Make sure that you include a longer warm-up before you start exercising or set off and ensure that you dress properly to suit the weather conditions. It pays to buy the right training gear and layer up for extra protection against the cold weather.
Warm-up indoors in a warm room to flush your muscles with blood and to warm up tight muscles and tendons. Never start a winter run with cold muscles – this will reduce your proprioception – or ground feel, making muscles and tendons more vulnerable to strains and injury.
Try to include large range-of-motion warm-up exercises such as leg swings, lunges and gentle jogging on the spot.
2: Build on what you’ve already achieved
If you are a runner the winter can be a good time to establish a strong running base level or pushing the limits on your existing one. The winter weather can also encourage you to focus on slower-paced running that can help to improve your endurance levels and give you better control over your breathing and pace.
Base runs are generally easy-paced runs where you are not actively pushing the envelope to break speed records or to set new personal bests. The pace should be comfortable and you should be able to manage to hold a conversation throughout the whole of your run. Base runs are great for increasing your average distances.
Think along the lines of pushing yourself between 60 to 75% of your maximum heart rate. Pounding out base runs during the winter helps to develop slow-twitch muscle fibres, strengthen and condition your muscles, ligaments, tendons and connective tissues making your body all-around much stronger and resilient and reducing your risk of sustaining an injury.
3: Dress appropriately for colder temperatures
Many sports apparel providers use high tech fabrics that wick away sweat while at the same time help to keep you warm. Never underestimate the wind-chill factor during winter, so always make sure you wear gloves and a hat that covers your ears to keep your extremities protected from chilblains.
Chilblains are small, itchy, red patches that develop on your skin that can appear after your skin has been exposed to the cold. Chilblains develop on your fingers and toes, can be quite painful and can affect your athletic performance.
While chilblains usually clear up by themselves, they can persist if you are training regularly in the cold without protection. You may need to see a GP if they don’t go away.
Insulate your knees, shins, ankles and feet to reduce the risks of joint tears that can hamper your training and performance.
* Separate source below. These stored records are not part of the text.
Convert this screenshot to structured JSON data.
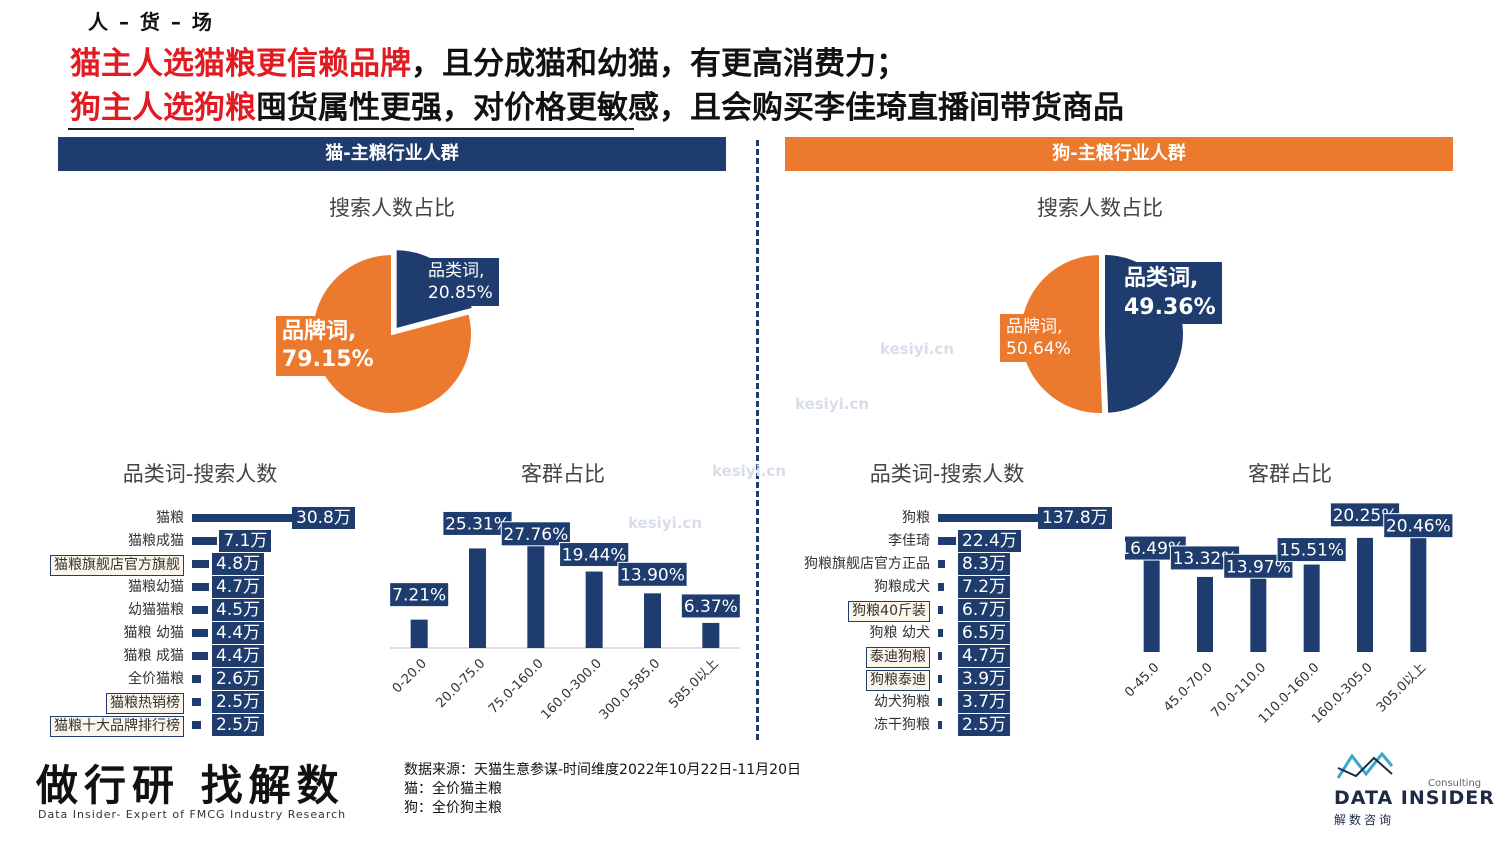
{
  "breadcrumb": "人 – 货 – 场",
  "headline": {
    "line1_red": "猫主人选猫粮更信赖品牌",
    "line1_rest": "，且分成猫和幼猫，有更高消费力；",
    "line2_red": "狗主人选狗粮",
    "line2_rest": "囤货属性更强，对价格更敏感，且会购买李佳琦直播间带货商品"
  },
  "banners": {
    "cat": "猫-主粮行业人群",
    "dog": "狗-主粮行业人群"
  },
  "watermark": [
    "kesiyi.cn",
    "kesiyi.cn",
    "kesiyi.cn",
    "kesiyi.cn"
  ],
  "colors": {
    "navy": "#1f3c6e",
    "orange": "#ec7a2e",
    "red": "#e11b22"
  },
  "footer": {
    "source": "数据来源：天猫生意参谋-时间维度2022年10月22日-11月20日",
    "cat_note": "猫：全价猫主粮",
    "dog_note": "狗：全价狗主粮"
  },
  "brand": {
    "cn": "做行研 找解数",
    "en": "Data Insider- Expert of FMCG Industry Research"
  },
  "logo": {
    "name": "DATA INSIDER",
    "small": "Consulting",
    "cn": "解数咨询"
  },
  "chart_data": [
    {
      "id": "cat_pie",
      "type": "pie",
      "title": "搜索人数占比",
      "slices": [
        {
          "label": "品类词,",
          "pct": "20.85%",
          "value": 20.85,
          "color": "#1f3c6e"
        },
        {
          "label": "品牌词,",
          "pct": "79.15%",
          "value": 79.15,
          "color": "#ec7a2e"
        }
      ]
    },
    {
      "id": "cat_hbar",
      "type": "bar",
      "orientation": "horizontal",
      "title": "品类词-搜索人数",
      "categories": [
        "猫粮",
        "猫粮成猫",
        "猫粮旗舰店官方旗舰",
        "猫粮幼猫",
        "幼猫猫粮",
        "猫粮 幼猫",
        "猫粮 成猫",
        "全价猫粮",
        "猫粮热销榜",
        "猫粮十大品牌排行榜"
      ],
      "values": [
        30.8,
        7.1,
        4.8,
        4.7,
        4.5,
        4.4,
        4.4,
        2.6,
        2.5,
        2.5
      ],
      "labels": [
        "30.8万",
        "7.1万",
        "4.8万",
        "4.7万",
        "4.5万",
        "4.4万",
        "4.4万",
        "2.6万",
        "2.5万",
        "2.5万"
      ],
      "highlighted": [
        2,
        8,
        9
      ],
      "max": 30.8
    },
    {
      "id": "cat_col",
      "type": "bar",
      "title": "客群占比",
      "categories": [
        "0-20.0",
        "20.0-75.0",
        "75.0-160.0",
        "160.0-300.0",
        "300.0-585.0",
        "585.0以上"
      ],
      "values": [
        7.21,
        25.31,
        27.76,
        19.44,
        13.9,
        6.37
      ],
      "labels": [
        "7.21%",
        "25.31%",
        "27.76%",
        "19.44%",
        "13.90%",
        "6.37%"
      ],
      "ylim": [
        0,
        30
      ]
    },
    {
      "id": "dog_pie",
      "type": "pie",
      "title": "搜索人数占比",
      "slices": [
        {
          "label": "品类词,",
          "pct": "49.36%",
          "value": 49.36,
          "color": "#1f3c6e"
        },
        {
          "label": "品牌词,",
          "pct": "50.64%",
          "value": 50.64,
          "color": "#ec7a2e"
        }
      ]
    },
    {
      "id": "dog_hbar",
      "type": "bar",
      "orientation": "horizontal",
      "title": "品类词-搜索人数",
      "categories": [
        "狗粮",
        "李佳琦",
        "狗粮旗舰店官方正品",
        "狗粮成犬",
        "狗粮40斤装",
        "狗粮 幼犬",
        "泰迪狗粮",
        "狗粮泰迪",
        "幼犬狗粮",
        "冻干狗粮"
      ],
      "values": [
        137.8,
        22.4,
        8.3,
        7.2,
        6.7,
        6.5,
        4.7,
        3.9,
        3.7,
        2.5
      ],
      "labels": [
        "137.8万",
        "22.4万",
        "8.3万",
        "7.2万",
        "6.7万",
        "6.5万",
        "4.7万",
        "3.9万",
        "3.7万",
        "2.5万"
      ],
      "highlighted": [
        4,
        6,
        7
      ],
      "max": 137.8
    },
    {
      "id": "dog_col",
      "type": "bar",
      "title": "客群占比",
      "categories": [
        "0-45.0",
        "45.0-70.0",
        "70.0-110.0",
        "110.0-160.0",
        "160.0-305.0",
        "305.0以上"
      ],
      "values": [
        16.49,
        13.32,
        13.97,
        15.51,
        20.25,
        20.46
      ],
      "labels": [
        "16.49%",
        "13.32%",
        "13.97%",
        "15.51%",
        "20.25%",
        "20.46%"
      ],
      "ylim": [
        0,
        22
      ]
    }
  ]
}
Leave the running shorts for summer! Instead layer your legs up with running tights, leggings or flexible sports base layer clothing underneath a pair of jogging bottoms.
4: Switch to a winter running shoe with more traction
With the increased chances of slipping on icy or wet surfaces, it can pay to switch to a running shoe with more grip and traction that is built for winter weather.
Remember that it only takes one misaligned slip to ruin your season, and even if you don’t fall over, a slip on an icy surface can increase the risks of sustaining a lower-back or hip injury during the winter.
5: Know what to do if an injury occurs
Whilst preventable, sports injuries do happen. And the key to minimising ‘down time’ is to seek professional advice and/or treatment for a sports injury as soon as possible.